Pero esto no es nuevo. Durante muchos años, en distintas etapas de la historia, ha habido pueblos y culturas que han reivindicado la guerra y la anexión de territorios como un imperativo superior, como si de un mandato divino se tratara. Y tampoco es nuevo, que esta visión de las cosas no se circunscriba a determinados lugares, entornos culturales o religiones, sino que ha sido una práctica común en pueblos muy diversos, con formas muy distintas de entender la religión.
La idea que, desde esta perspectiva, contemplan sus ejecutores, ya sean reyes, generales, dirigentes o simples adeptos, es la de combatir a los enemigos de Dios (o de su dios) con lo que su lucha, su combate, quedaría —según su punto de vista— plenamente justificado.
En las sucesivas invasiones que se produjeron por los antiguos imperios y en la multitud de tribus que en Oriente Próximo combatieron durante los dos milenios anteriores al nacimiento de Cristo, parece ser que el dios particular de cada pueblo cumplía las funciones de caudillo, jefe militar o general supremo de su ejército; dioses que marchan al frente de su pueblo o tribu, y cuya hegemonía militar o de poder debía ser demostrada frente a los dioses de sus enemigos. Actitud, esta, de la que no estaba exento el pueblo de Israel. (Un título que todavía se utiliza en distintas versiones bíblicas es el de «Jehová de los ejércitos»).

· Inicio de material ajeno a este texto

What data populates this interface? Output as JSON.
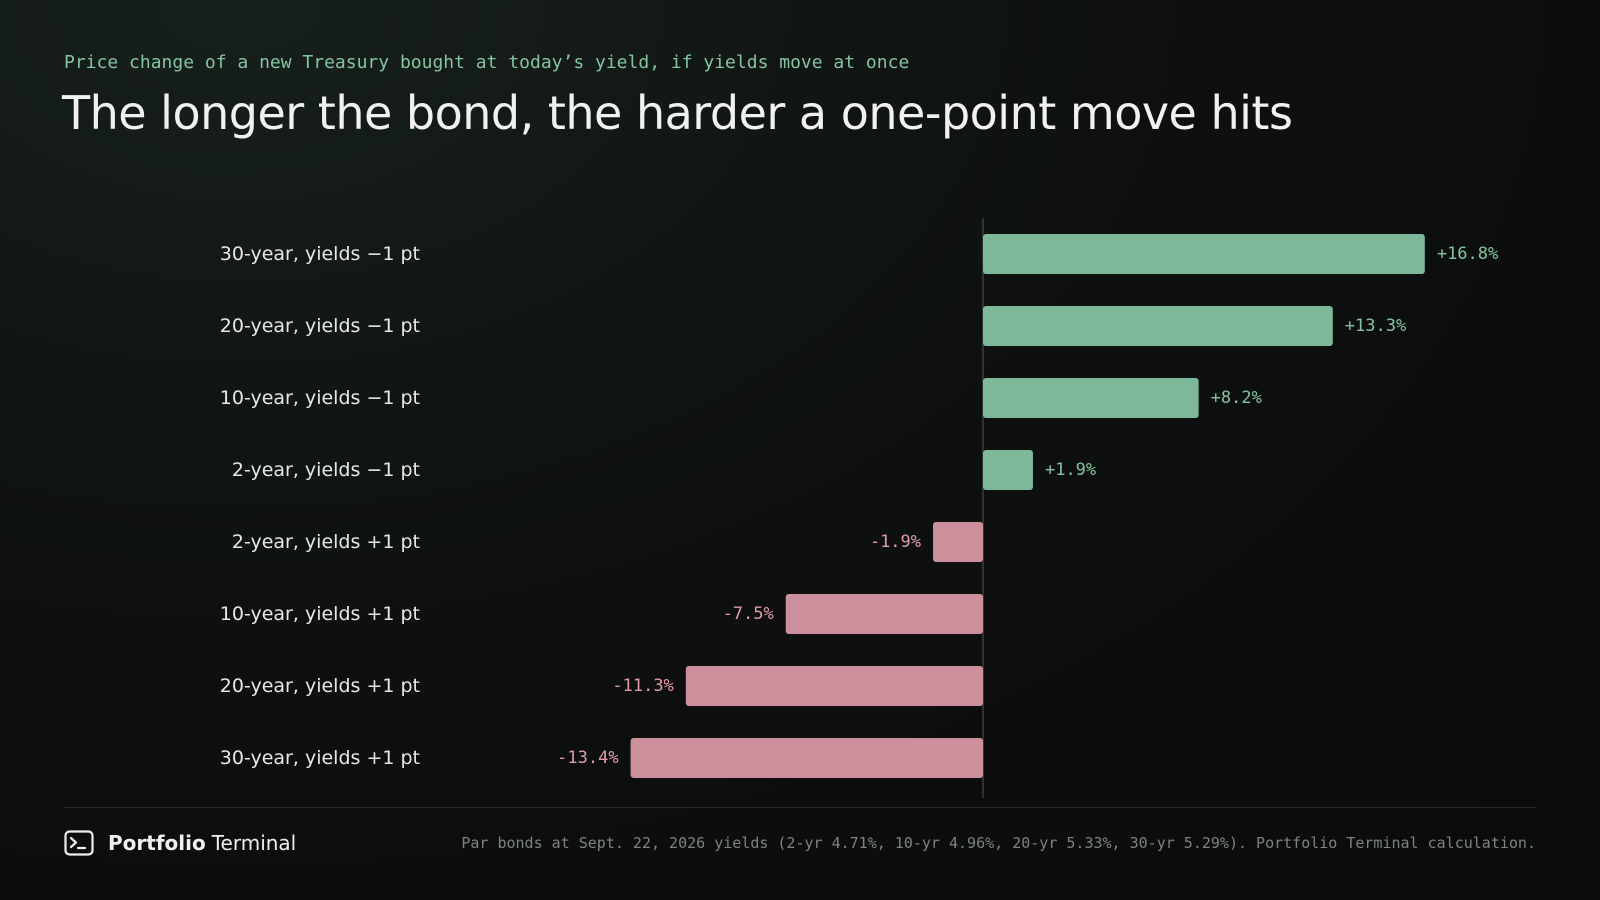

Una estela conmemorativa del rey asirio Tiglath-Phalasar I (1115-1077 a. C.), hallada en Manzikert, muestra, ya en época tan temprana como los siglos xi y xii a. C., este particular concepto de la religión. Dice:
Avancé contra los alhamu-arameos, enemigos del dios Assur, mi señor… Les infligí pérdidas y conseguí prisioneros, bienes y numerosos rebaños (L. W. King, Annals of the King of Assyria, Londres, 1902). Recogido del libro: El Próximo Oriente Asiático, de P. Garelli y V. Nikiprowetzky.
Relato, este, que nos resulta familiar por ser semejante al de algunos textos bíblicos, especialmente en los libros de Josué y Jueces; aunque, en vez de ser Assur el dios a cuyos enemigos se combate, es —según los autores judíos— Jehová, o Yahvé, quien directamente «ordena» la masacre y destrucción de numerosos pueblos y ciudades, como Jericó, (Josué, cap. 6), o Hai (cap. 8: 1-29), etc., en aras a la ocupación de un territorio, supuestamente, por él prometido, con relatos tan terribles como los narrados en Jos. 6: 21:
Y destruyeron a filo de espada todo lo que en la ciudad había; hombres y mujeres, jóvenes y viejos, hasta los bueyes, las ovejas, y los asnos.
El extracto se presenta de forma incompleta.